Details
- Date: October 19, 2013 01:00 PST
- Location: Atimonan, Quezon
- Country: Philippines
- Operator: Superlines, Bicol Isarog Transport System, DLTBCo
- Incident type: Multiple collision
- Cause: Mechanical failure of first vehicle

Statistics
- Deaths: 20
- Injured: 54

= 2013 Atimonan road crash =

Road incident in the Philippines

The 2013 Atimonan road crash was a road accident involving three buses and five other vehicles which occurred on a zigzag diversion in Maharlika Highway in Barangay Santa Catalina, Atimonan, Quezon province. The road accident killed 20 people and another 54 were injured.

==Background==
The site of crash, the zigzag diversion in Maharlika Highway in Atimonan Quezon is a notorious site for road accidents. The site is poorly lit and lacks sufficient traffic signs due to suspected sign theft.

Investigators confirmed that the accident happened at 1:00 am on October 19 when a truck carrying hog feed crashed into a Super Lines passenger bus at the descending diversion road in Maharlika Highway in Santa Catalina Atimonan which triggered more collisions. The passenger bus in turn collided into six other vehicles: two buses, two cargo trucks, a trailer truck and a van which were driving from the opposite direction. The vehicles were toppled and the accident resulted to many fatalities. The investigation also confirmed based on the Super Lines bus driver's testimony that the truck involved in the first collision experienced a mechanical failure causing it to crash to the Super Lines bus.

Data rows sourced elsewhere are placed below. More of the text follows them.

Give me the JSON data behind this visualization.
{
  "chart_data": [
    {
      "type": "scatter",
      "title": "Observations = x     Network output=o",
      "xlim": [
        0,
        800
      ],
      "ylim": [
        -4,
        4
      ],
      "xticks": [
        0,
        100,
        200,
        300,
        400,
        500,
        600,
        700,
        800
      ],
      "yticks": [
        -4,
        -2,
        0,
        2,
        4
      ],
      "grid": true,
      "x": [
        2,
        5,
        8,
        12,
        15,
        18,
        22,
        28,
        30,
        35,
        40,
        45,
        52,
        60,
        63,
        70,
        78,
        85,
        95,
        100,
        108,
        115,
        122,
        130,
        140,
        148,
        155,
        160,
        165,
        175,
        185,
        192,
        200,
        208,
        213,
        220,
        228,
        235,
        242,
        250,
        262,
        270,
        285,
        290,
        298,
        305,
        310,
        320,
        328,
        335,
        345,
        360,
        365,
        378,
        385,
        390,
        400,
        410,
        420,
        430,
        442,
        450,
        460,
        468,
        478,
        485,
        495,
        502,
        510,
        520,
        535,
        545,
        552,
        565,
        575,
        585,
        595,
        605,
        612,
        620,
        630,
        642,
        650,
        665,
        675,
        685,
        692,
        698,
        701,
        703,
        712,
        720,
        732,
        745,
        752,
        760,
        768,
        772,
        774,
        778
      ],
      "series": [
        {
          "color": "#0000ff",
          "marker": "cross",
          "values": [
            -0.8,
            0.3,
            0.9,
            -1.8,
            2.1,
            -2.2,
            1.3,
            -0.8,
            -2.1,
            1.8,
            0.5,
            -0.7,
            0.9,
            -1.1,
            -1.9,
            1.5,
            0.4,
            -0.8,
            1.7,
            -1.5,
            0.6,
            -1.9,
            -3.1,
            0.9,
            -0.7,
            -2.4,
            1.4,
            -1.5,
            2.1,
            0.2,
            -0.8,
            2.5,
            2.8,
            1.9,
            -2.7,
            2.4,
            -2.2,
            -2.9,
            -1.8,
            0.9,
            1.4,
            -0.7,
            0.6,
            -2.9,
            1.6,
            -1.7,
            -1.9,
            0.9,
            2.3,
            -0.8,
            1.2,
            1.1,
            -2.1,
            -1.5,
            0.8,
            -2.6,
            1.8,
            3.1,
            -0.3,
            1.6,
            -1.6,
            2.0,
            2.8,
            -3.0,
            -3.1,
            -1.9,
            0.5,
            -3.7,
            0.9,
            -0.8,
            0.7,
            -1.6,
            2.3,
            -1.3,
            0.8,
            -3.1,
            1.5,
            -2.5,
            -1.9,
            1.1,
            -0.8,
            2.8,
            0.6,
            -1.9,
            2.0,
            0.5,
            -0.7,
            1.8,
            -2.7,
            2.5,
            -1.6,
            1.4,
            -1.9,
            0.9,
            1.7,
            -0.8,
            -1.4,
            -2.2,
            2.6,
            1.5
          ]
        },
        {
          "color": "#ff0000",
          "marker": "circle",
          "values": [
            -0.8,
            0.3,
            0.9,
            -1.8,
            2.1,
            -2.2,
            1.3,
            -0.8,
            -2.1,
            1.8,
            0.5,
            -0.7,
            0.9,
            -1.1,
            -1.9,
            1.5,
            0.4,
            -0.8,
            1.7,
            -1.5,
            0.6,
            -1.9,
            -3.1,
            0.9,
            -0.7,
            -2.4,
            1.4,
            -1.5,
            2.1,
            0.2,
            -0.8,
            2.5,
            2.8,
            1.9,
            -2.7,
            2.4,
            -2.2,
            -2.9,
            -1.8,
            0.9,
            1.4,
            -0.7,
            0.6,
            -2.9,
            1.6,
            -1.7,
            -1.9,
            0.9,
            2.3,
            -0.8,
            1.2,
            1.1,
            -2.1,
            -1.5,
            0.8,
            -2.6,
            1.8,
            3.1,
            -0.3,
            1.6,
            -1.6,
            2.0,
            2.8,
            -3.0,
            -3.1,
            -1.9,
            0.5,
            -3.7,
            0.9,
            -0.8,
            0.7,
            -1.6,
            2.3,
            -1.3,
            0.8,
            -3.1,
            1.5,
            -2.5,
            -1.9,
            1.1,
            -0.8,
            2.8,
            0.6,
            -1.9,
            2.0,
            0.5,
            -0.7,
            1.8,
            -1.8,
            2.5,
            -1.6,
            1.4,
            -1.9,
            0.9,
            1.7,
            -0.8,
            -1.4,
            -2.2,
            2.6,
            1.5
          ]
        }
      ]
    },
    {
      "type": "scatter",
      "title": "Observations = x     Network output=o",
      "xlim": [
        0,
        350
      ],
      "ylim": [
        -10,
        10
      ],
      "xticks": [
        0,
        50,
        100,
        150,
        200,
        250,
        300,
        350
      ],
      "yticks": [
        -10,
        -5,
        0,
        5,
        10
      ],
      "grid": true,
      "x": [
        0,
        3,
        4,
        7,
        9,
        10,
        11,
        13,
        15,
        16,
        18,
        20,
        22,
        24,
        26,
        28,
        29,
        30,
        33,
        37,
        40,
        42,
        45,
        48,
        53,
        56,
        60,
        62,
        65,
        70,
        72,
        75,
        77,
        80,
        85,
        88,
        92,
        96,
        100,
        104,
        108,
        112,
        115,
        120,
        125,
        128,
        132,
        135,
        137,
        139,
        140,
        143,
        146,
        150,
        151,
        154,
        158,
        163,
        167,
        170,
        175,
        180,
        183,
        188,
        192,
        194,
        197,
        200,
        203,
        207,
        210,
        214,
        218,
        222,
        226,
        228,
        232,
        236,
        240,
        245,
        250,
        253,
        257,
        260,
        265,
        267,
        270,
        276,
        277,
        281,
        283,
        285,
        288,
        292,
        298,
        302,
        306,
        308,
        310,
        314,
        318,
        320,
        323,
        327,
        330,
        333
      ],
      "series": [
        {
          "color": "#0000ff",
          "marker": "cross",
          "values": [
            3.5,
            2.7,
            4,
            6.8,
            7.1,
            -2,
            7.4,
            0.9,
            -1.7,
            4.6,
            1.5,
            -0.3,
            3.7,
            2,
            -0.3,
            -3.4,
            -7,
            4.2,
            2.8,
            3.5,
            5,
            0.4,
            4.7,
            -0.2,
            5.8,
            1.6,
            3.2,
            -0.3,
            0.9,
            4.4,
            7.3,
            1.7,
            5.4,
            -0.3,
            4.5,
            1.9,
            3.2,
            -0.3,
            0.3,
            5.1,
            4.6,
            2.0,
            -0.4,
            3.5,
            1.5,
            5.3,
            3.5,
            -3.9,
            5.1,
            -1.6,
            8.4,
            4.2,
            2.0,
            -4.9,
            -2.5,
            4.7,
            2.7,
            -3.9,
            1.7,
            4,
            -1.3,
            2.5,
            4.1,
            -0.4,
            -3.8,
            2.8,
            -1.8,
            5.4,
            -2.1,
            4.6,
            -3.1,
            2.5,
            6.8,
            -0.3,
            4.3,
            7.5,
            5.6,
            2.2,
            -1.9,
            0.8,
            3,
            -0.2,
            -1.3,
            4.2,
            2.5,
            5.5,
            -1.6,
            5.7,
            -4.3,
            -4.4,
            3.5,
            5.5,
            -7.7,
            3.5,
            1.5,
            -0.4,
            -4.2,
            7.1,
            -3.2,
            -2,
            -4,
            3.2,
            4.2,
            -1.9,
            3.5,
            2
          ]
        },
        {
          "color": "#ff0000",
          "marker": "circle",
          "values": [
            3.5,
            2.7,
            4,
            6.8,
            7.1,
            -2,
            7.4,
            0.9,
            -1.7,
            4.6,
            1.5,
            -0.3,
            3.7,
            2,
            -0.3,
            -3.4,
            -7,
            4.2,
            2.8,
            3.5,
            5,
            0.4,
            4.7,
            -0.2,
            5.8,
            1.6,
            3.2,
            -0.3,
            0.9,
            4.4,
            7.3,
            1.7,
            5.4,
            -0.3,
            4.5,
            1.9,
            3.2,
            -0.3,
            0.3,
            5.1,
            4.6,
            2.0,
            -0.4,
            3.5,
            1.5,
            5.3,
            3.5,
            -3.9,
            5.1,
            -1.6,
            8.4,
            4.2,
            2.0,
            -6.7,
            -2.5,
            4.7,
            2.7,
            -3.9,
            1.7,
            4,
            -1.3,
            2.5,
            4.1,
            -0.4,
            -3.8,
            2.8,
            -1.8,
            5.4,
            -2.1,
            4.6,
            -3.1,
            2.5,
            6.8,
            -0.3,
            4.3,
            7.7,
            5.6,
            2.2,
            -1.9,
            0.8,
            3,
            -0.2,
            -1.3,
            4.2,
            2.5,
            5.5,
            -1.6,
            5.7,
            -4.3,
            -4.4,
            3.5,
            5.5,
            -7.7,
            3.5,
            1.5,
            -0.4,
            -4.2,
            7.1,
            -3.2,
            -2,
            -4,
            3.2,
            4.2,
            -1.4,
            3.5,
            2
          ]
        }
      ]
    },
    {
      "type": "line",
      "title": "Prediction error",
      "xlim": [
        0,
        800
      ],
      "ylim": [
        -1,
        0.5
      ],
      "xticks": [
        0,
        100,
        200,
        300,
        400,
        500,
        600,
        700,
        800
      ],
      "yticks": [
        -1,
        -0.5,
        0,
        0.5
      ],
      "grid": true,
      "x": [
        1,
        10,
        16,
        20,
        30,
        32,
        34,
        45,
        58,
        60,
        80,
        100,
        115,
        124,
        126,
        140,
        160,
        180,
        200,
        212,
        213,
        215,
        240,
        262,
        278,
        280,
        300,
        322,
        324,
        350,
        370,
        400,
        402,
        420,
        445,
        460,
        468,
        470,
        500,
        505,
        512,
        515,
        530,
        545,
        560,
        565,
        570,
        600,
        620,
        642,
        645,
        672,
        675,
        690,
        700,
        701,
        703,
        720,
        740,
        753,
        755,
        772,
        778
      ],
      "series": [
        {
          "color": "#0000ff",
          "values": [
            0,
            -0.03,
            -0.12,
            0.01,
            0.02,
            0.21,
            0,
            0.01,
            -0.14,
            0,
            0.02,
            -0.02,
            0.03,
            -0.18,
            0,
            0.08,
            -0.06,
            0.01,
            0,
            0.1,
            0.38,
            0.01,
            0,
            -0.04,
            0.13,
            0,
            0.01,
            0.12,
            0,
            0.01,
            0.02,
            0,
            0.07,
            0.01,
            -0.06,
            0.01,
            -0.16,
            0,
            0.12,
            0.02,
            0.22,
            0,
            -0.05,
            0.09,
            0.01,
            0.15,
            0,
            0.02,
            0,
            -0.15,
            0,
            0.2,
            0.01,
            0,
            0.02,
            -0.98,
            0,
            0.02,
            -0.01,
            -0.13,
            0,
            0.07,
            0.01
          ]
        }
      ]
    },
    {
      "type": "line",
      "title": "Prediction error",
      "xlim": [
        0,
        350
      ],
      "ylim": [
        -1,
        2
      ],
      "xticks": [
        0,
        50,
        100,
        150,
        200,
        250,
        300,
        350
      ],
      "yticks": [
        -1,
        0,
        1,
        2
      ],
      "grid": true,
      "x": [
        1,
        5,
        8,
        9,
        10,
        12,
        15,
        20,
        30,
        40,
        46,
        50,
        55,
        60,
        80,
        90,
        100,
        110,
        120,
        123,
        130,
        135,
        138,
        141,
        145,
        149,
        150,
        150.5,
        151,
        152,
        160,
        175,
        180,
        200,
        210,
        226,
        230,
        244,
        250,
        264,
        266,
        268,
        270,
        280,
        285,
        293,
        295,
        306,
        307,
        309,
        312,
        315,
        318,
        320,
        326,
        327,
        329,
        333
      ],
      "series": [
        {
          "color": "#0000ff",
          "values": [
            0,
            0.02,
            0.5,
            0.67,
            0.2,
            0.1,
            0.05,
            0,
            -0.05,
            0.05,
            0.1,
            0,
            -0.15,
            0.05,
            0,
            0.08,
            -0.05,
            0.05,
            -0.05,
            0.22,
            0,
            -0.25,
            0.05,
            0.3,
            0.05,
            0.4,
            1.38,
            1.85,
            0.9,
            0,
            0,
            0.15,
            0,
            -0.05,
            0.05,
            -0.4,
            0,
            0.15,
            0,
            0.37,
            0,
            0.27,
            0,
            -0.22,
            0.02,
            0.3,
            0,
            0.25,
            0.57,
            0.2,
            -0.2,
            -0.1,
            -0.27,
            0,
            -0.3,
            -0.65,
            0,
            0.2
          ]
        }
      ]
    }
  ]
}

The Land Transportation Franchising and Regulatory Board (LTFRB) imposed a 30-day preventive suspension on the three bus lines involved. According to the LTFRB Chairman Atty. Winston Ginez, 35 units of Super Lines, 6 units of Bicol Isarog Transport System Incorporated and 20 units of Del Monte Land Transport Bus Company will be suspended. The bus lines involved will be given a chance to appeal.

The bus lines involve will also be required to attend a road worthiness seminar, have all their units undergo a vehicle check and all their drivers should undergo a drug testing. The LTFRB also sent an investigation team to the crash site.

The driver of the truck involved in the first collision died in the accident. Albert Nava the driver of the Super Lines bus was charged with reckless imprudence resulting in multiple homicide, multiple serious physical injuries and damage to property. The driver maintains that he was innocent and that he was one of the victims of the crash.